その後、またもや、イギリスの主導で第三回対仏大同盟が結成されたので、ナポレオンはさまざまな国に対してで戦争をしかける。このとき、ナポレオンはフランス軍を「解放軍」と呼んでいます。なぜなら、ナポレオンは服属した地域に、人民主権、自由、平等といったフランス革命の理念を広げていく正義があるからである。そして、封建制度を打ち壊していく。「革命の輸出」という。


似たようなことは、現在のアメリカの「自由と民主主義」の世界の輸出がる。こういった教化行動は、啓蒙主義といい、普遍的な理念を手にした発展した国は「遅れた世界」に対して教化する使命を担うという勝手な観念である。これが欧米を始めとしたキリスト教圏の根底に流れている思想である。日本でも福沢諭吉が西欧から学んだこともあって、彼は同様の理屈で、日本は文明の遅れた朝鮮や中国を教化すべきだということを言っている。

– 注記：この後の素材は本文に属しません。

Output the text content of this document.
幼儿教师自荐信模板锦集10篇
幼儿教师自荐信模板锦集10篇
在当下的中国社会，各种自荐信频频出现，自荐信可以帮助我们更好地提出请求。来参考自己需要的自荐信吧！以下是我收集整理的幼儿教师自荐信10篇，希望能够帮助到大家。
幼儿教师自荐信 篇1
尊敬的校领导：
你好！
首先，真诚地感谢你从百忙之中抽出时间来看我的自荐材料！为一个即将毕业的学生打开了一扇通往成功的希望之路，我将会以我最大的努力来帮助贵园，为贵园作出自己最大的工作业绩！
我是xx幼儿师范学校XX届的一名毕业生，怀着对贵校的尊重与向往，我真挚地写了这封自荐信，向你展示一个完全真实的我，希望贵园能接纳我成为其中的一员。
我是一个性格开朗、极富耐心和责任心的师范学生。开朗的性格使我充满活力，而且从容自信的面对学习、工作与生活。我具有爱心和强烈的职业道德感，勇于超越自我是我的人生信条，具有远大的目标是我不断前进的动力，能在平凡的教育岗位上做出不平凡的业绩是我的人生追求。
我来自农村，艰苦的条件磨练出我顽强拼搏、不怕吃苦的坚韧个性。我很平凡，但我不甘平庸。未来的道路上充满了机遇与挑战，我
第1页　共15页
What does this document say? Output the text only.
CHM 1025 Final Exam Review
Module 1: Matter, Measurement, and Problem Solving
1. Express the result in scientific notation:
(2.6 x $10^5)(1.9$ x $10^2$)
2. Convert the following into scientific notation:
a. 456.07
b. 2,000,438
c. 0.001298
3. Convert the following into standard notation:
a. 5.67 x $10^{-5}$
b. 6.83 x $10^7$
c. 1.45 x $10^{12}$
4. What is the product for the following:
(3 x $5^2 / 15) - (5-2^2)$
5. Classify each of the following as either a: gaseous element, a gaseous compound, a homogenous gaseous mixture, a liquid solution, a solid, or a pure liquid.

ナポレオンはイギリス海軍と遭遇して、海戦になる。これがトラファルガーの海戦。フランスはボロ負け。しかし、敗戦の二ヶ月後、1805年12月、アウステルリッツの戦いでオーストリア・ロシア連合軍を破る。これ以後、ナポレオンはヨーロッパ各地で勝利をおさめつづけ、イギリス、スウェーデン、オスマン帝国以外の地域をほぼ勢力範囲に収める。

 

そして、フランスの利益にかなうように、国境線を引き直したり、属国を建設したりする。征服した土地から軍の調達物資、美術品を略奪しするが「戦利品」ということで咎められない。いつの世も、戦勝は人の批判を沈黙させる。戦前の日本もそうだった。

 

1806年、プロイセンに勝利し、首都ベルリンに入城したナポレオンは、ここで非常に重要な命令を出す。大陸封鎖令。ナポレオンの支配下、及び同盟関係の諸国に対して、イギリスとの貿易を禁止する法律である。ヨーロッパ大陸との貿易からイギリスを閉め出すことで、経済的にイギリスを追いつめようとした。今でいうなら、アメリカが北朝鮮やイランに行う経済制裁みたいなもの。ついでに、このナポレオンの経済制裁によって発生した物価変動に乗じて、ロスチャイルドが大儲けした。